Pd, i rischi della “gestione plurale”
EUROPA 15 dicembre 2009
Non è dato davvero sapere come si attualizzerà la dialettica interna al Pd dopo il congresso, dopo la costituzione degli organismi dirigenti, dopo la manifestazione viola che ha visto alterne adesioni dei dirigenti democratici.
Non è dato sapere, cioè, se la strategia bersaniana del bipolarismo debole delle larghe coalizioni (dalla sinistra radicale all’Udc) si consoliderà come tattica del presente per le elezioni regionali o come strategia senza subordinate per le elezioni politiche, quando verranno, e se attrarrà a sé – per inerzia o per convinzione – parti delle due mozioni di minoranza. Non è, inoltre, dato sapere se la strategia alternativa del Pd a vocazione maggioritaria, perno di un bipolarismo forte fondato sulla riforma elettorale verso i collegi uninominali, diventerà collante di nuove speranze, nuove aggregazioni, nuove proposte verso quei cittadini italiani che vogliono cambiare davvero.

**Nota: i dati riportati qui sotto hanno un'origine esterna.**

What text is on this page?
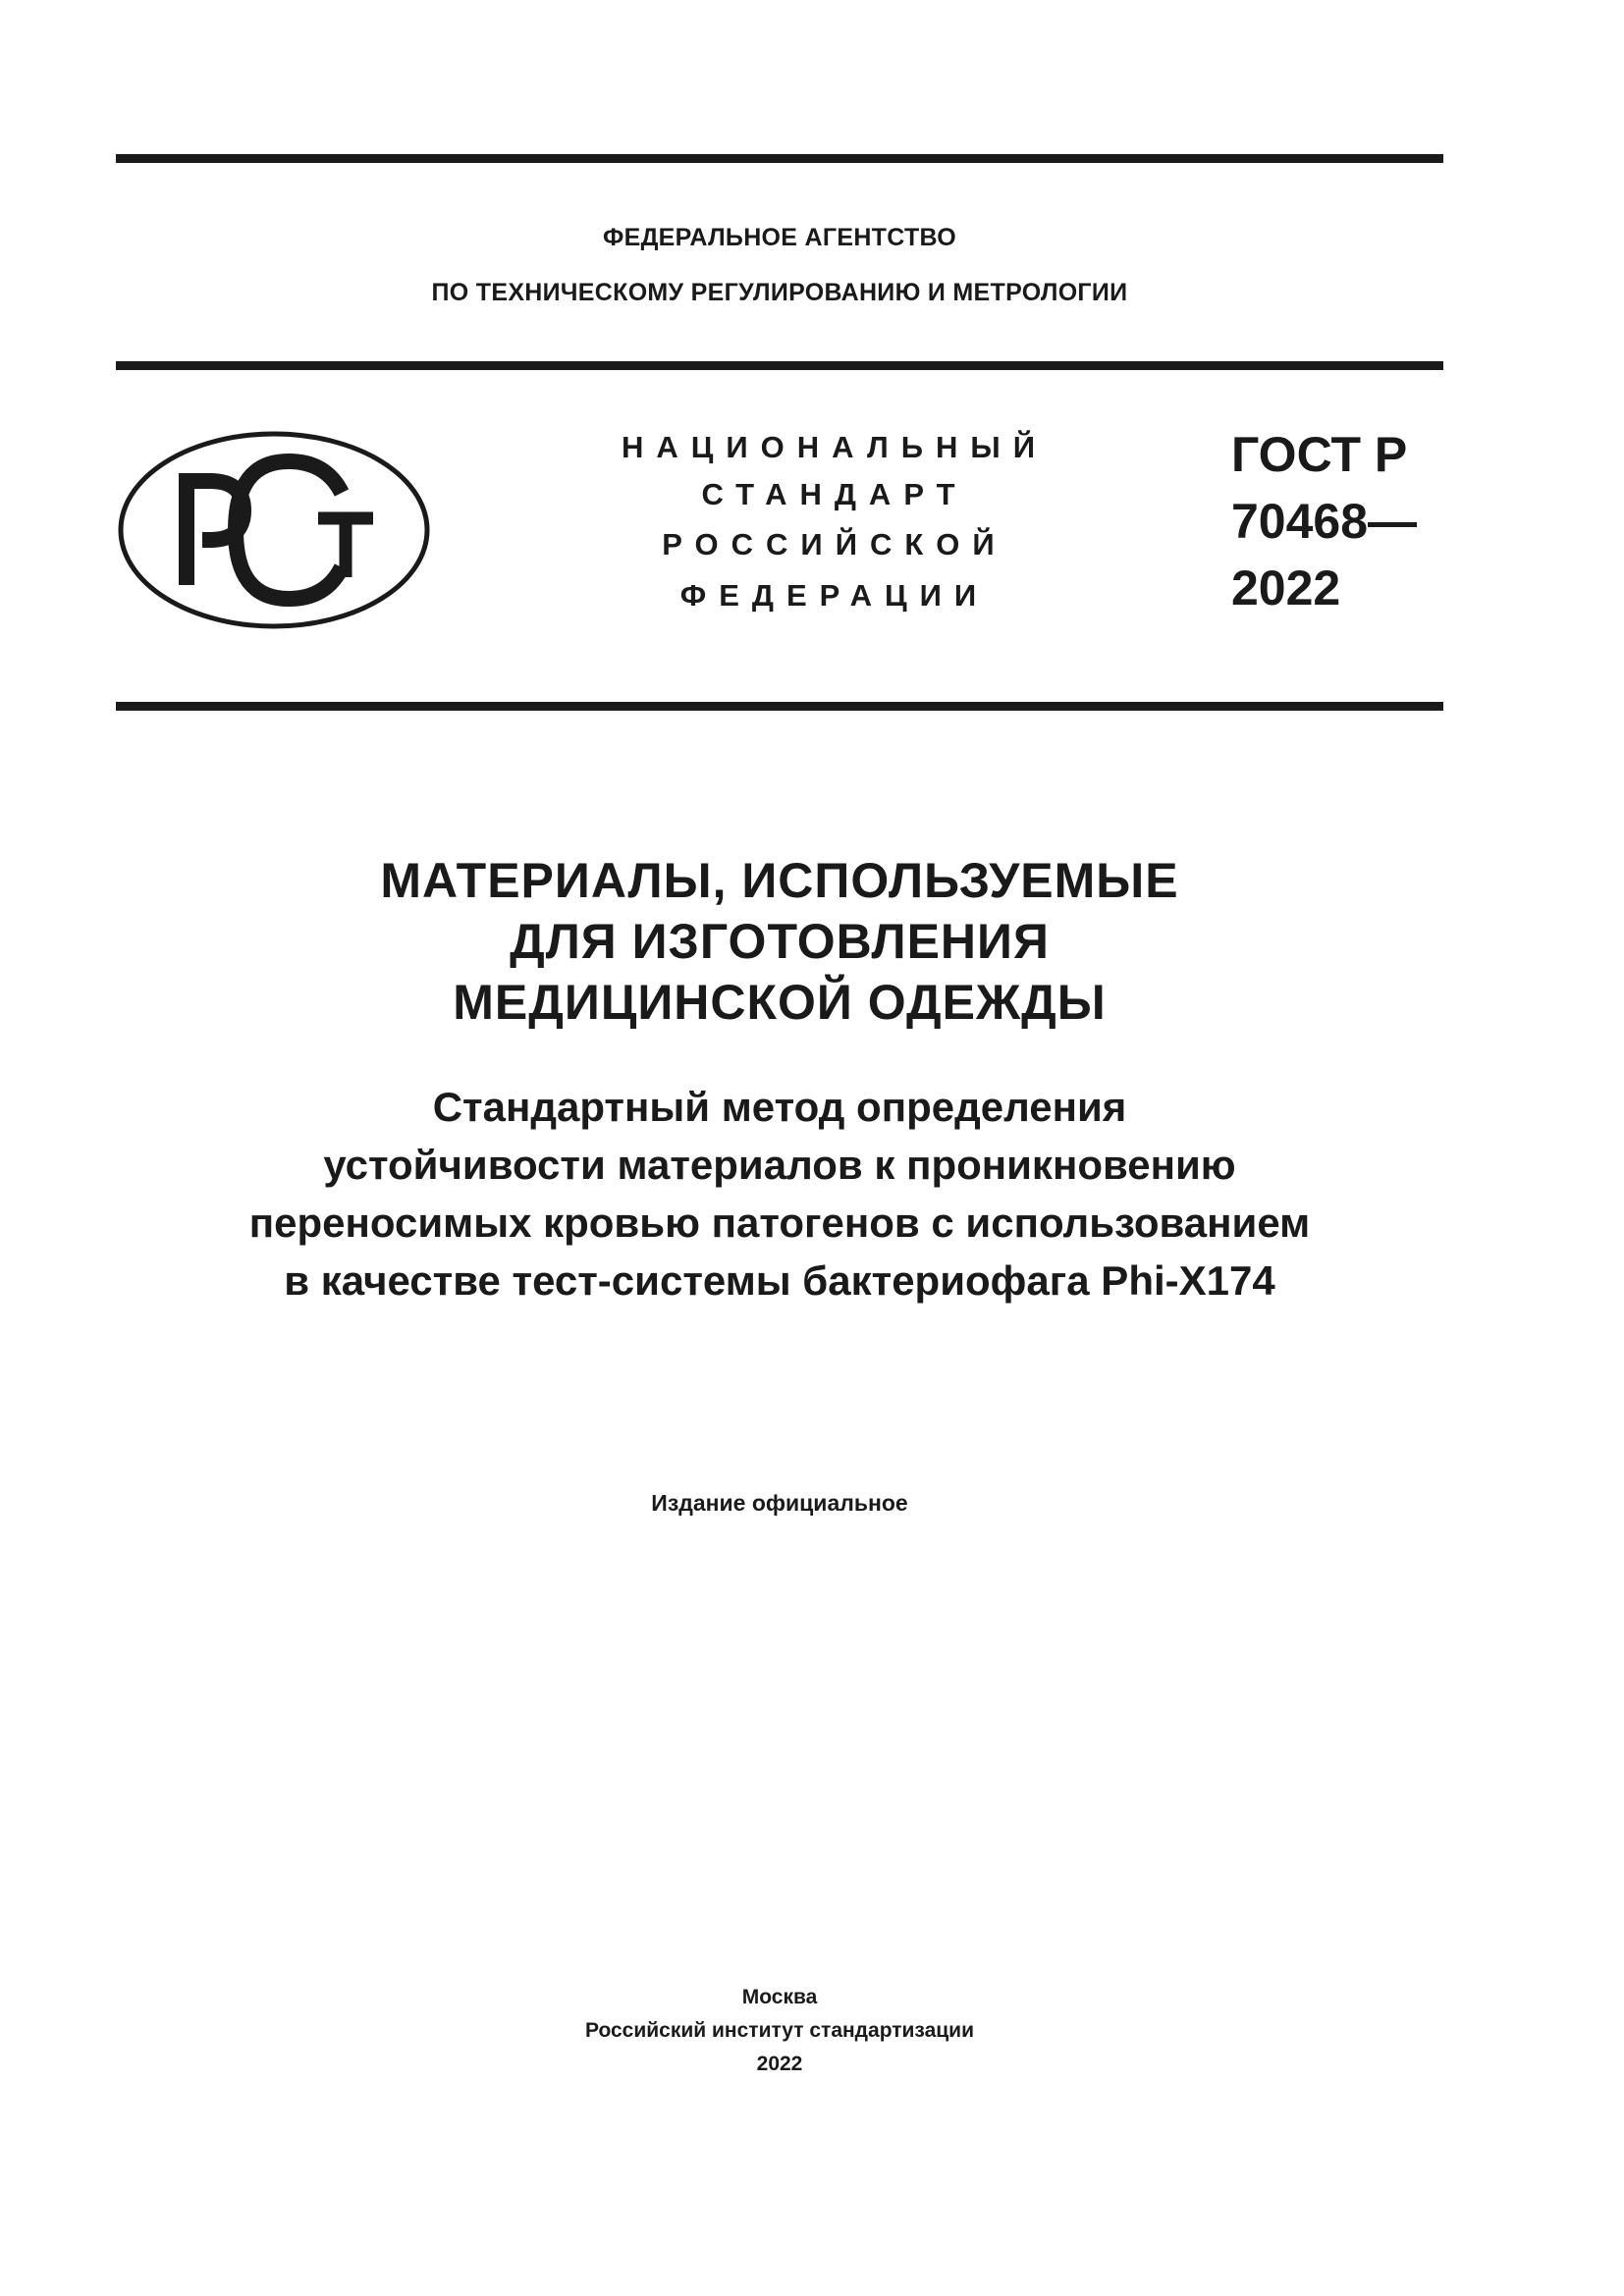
ФЕДЕРАЛЬНОЕ АГЕНТСТВО
ПО ТЕХНИЧЕСКОМУ РЕГУЛИРОВАНИЮ И МЕТРОЛОГИИ
НАЦИОНАЛЬНЫЙ
СТАНДАРТ
РОССИЙСКОЙ
ФЕДЕРАЦИИ
ГОСТ Р
70468—
2022
МАТЕРИАЛЫ, ИСПОЛЬЗУЕМЫЕ
ДЛЯ ИЗГОТОВЛЕНИЯ
МЕДИЦИНСКОЙ ОДЕЖДЫ
Стандартный метод определения
устойчивости материалов к проникновению
переносимых кровью патогенов с использованием
в качестве тест-системы бактериофага Phi-X174
Издание официальное
Москва
Российский институт стандартизации
2022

Una cosa, però, è ormai compiutamente verificabile: le diverse mozioni congressuali del Pd hanno scelto – nessuna esclusa – di farsi corrente, o meglio cartelli di personalità, segmenti di ceto politico, raccolta di quadri che si sono misurati nella campagna congressuale, configurati e determinati dai confini politici delle mozioni messe in campo prima dell’estate. Questa scelta molto netta, che va vieppiù rafforzandosi, è stata temperata dalla veste dialogante della “gestione plurale” che rischia, però, di congelare politiche, idee, ricerche nella dimensione del reciproco riconoscimento e della reciproca indifferenza. Quanto sta avvenendo cambia la costituzione materiale del Pd, se non quella formale, e dà sbocco classicamente “correntizio” alla contraddizione dell’era veltroniana; quando le correnti si negavano, ma la stessa coalizione che aveva eletto il segretario era, al suo interno, travagliata da esigenze politiche e profili identitari non pacificati.
Dentro questo scenario politico, la mozione che ha fatto capo a Ignazio Marino si era proposta come portatrice di una piccola eresia. Nella parziale convergenza programmatica con le altre due mozioni, condivideva con la mozione Franceschini la scelta del partito di ispirazione maggioritaria fondata sui collegi uninominali e divergeva, invece, da entrambe per la scelta di contrastare apertamente la forma correntizia del Pd, proponendo in alternativa la cosiddetta “rivoluzione dolce” della corrente dei circoli e del partito federale. Non sfuggì a molti, sin dall’inizio, che un grande partito plurale dovesse darsi forme riconosciute e nuove di valorizzazione delle proprie culture fondative e delle nuove energie che via via si aggregavano.
Ma certamente la forza degli outsider si legittimava anche come contestatrice del cartello più partitista e partitocratrico all’interno del Pd e come espressione di una rinascente democrazia dal basso, valorizzatrice del lavoro, delle capacità, dei talenti, della libertà dei singoli militanti, oltre il giogo delle correnti.
Certo, in un campo di basket è difficile giocare a football. Ma credo di non essere la sola, fra i molti che hanno votato la mozione Marino, che non intende rassegnarsi a una facile omologazione, che va molto al di là della legittima rappresentanza negli organismi, del diventare corrente che percentualizza posti e incarichi da scambiare nel campo politico dato. Sarebbe, questa, un’ingiustizia verso se stessi, un’autoriduzione di potenzialità e di ruolo.
Mi auguro, al contrario, di poter contribuire a proporre e di poter praticare modalità di azione politica più inclusive, rivolte all’esterno, focalizzate su quelle issues che hanno dato senso alla nostra mozione: laicità, diritti di cittadinanza, unificazione del mercato del lavoro, standard europei di welfare, politiche per l’Europa dopo Lisbona.
Per fare tutto questo bisogna poter essere responsabili di forum importanti del Pd, usare tutti gli strumenti della rete, fondare associazioni politico culturali o cooperare con altre già esistenti coerenti con questi stessi fini. E comunicare azione e pensiero ai circoli del Pd.
Altrimenti, la cooptazione e l’omologazione degli outsider sarà il più facile e il più sperimentato dei giochi politici.